Ce film-là, je tenais à ne pas le manquer. Il raconte, sur la toile de fond du génocide au Rwanda qui, en 1994, fit environ 1 million de morts en 100 jours, l’histoire vraie de Paul Rusesabagina, le directeur du luxueux hôtel « Les Milles Collines » à Kigali, la capitale du pays, qui, bien que Hutu, le transforma en lieu de refuge pour des centaines de Tutsi et Hutu modérés, sauvant ainsi plus de 1.200 personnes du massacre grâce à son intelligence et à son immense talent de négociateur.
Un bon film assurément, qui, d'après Monsieur Rusesabagina retrace la vérité à 90 %, mais qui, à mon avis, aurait pu être encore plus fort. Son personnage (Don Cheadle) est vraiment beau, à tous points de vu, sans qu’on en fasse jamais un héros ou un saint. Celui du Colonel Oliver (Nick Nolte) est trop vieillot pour illustrer correctement l'inaction des forces de l'ONU. Quant au génocide, même si le sujet du film justifie une place reléguée en toile de fond de l'« oasis dans le désert » que devient cet hôtel, pour reprendre les mots de Jack, un des journalistes, on ne le perçoit que trop peu, surtout à travers les cris et les hurlements ; les images, bien que terribles, étant trop rares, trop brèves, trop ternes, trop grises, les morts ont l'air de dormir ou sont couverts de poussière : 1 million de morts en 100 jours, à la machette, à la houe, au gourdin clouté, éventrés, violés, peuvent-ils être d’une autre couleur que d'un rouge violent ?! Quand je pense à tout le "sang facile" qu'on fait couler dans les films et téléfilms d'aujourd'hui...
Un film à voir, sans aucun doute (et si possible sans interruptions publicitaires, vraiment ignobles dans ce contexte), d'une part pour se rappeler, hélas, que rien ne change, car après s’être lavée les mains du génocile au Rwanda, presque oublié aujourd'hui, la communauté internationale se désintéresse tout autant de celui qui perdure au Darfour.

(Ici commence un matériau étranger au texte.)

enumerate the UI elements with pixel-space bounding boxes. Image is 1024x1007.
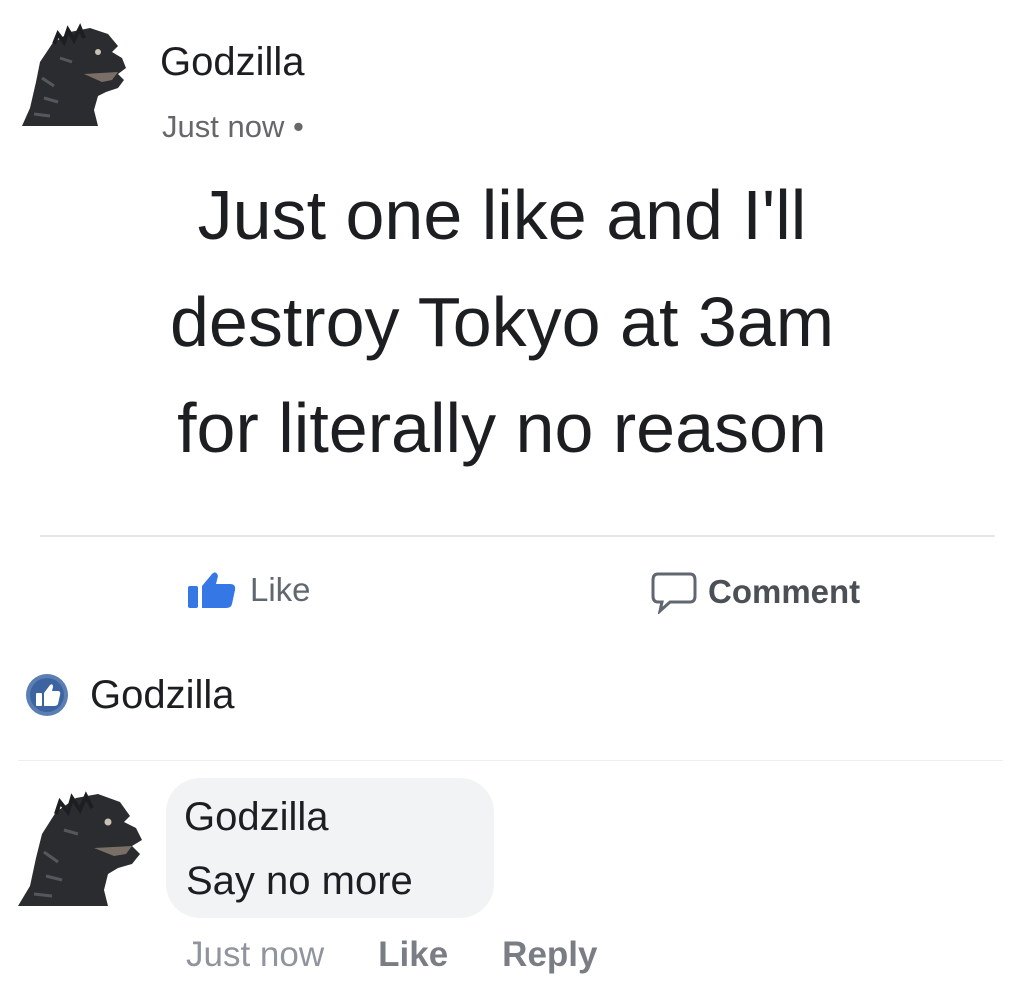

Face aux images atroces qui nous arrivent de « là-bas », nous nous arrêtons peut-être un instant, puis nous continuons notre repas comme si de rien n'était. C'est plus ou moins ce que répond Jack à Paul qui compte sur son reportage pour décider les grandes puissances à intervenir. De l'autre, (et ici, c'est aux Français que je pense) ce film illustre parfaitement l'immense danger qui se cache derrière les fichages identitaires et ministères de l'identité.
Avant de conclure, j'ajouterai que ce film m'a ramenée, une fois de plus, à une de mes réflexions récurrentes, sur le genre d'êtres humains tels que Paul Rusesabagina dans cette circonstance, Oskar Schindler durant la seconde guerre mondiale et bien d’autres, qui, un beau matin, confrontés à quelque chose d’inacceptable se refusent simplement de l’accepter, et qui, sans idéologie de soutien, influence externe, vanité personnelle ou décision longuement mûrie, se laissent guider par l’intelligence du cœur.
« Intelligence », voilà un mot bien galvaudé, tronqué, dénaturé, réservé à une élite parce que désormais confiné dans un QI dont le calcul se limite à une sélection arbitraire (du moment ?) des comportements humains et prime les réflexes conditionnés les plus rapides. Je ne sais pas pourquoi, mais personnellement je n’ai jamais été épatée ni par les pluri-diplômés, ni par les brillants polytechniciens, ni par les grands pontes ou autorités quelconques. Je pars du principe que si c'est honnêtement qu'ils sont arrivés là où ils sont, c’est sans doute parce qu’ils sont nés dans un milieu favorable (pas forcément riche) et qu'ils possédaient les dons qui leur ont permis d’y arriver. A ce propos, j'aime beaucoup le livre d’Oliver Sacks, « L’homme qui prenait sa femme pour un chapeau », il remet beaucoup de facultés soi-disant supérieures à leurs vraies places.
A mon avis, l'intelligence, c’est autre chose. C'est la façon dont chacun, dans le contexte du moment et selon ses possibilités, utilise ses propres qualités pour le plus grand bien de tous. Sans cette finalité, moi, je ne vois qu’opportunisme, avidité, bêtise, paresse ou lâcheté.
Véritable intelligence, fichages identitaires, pensez-y quand vous irez voter.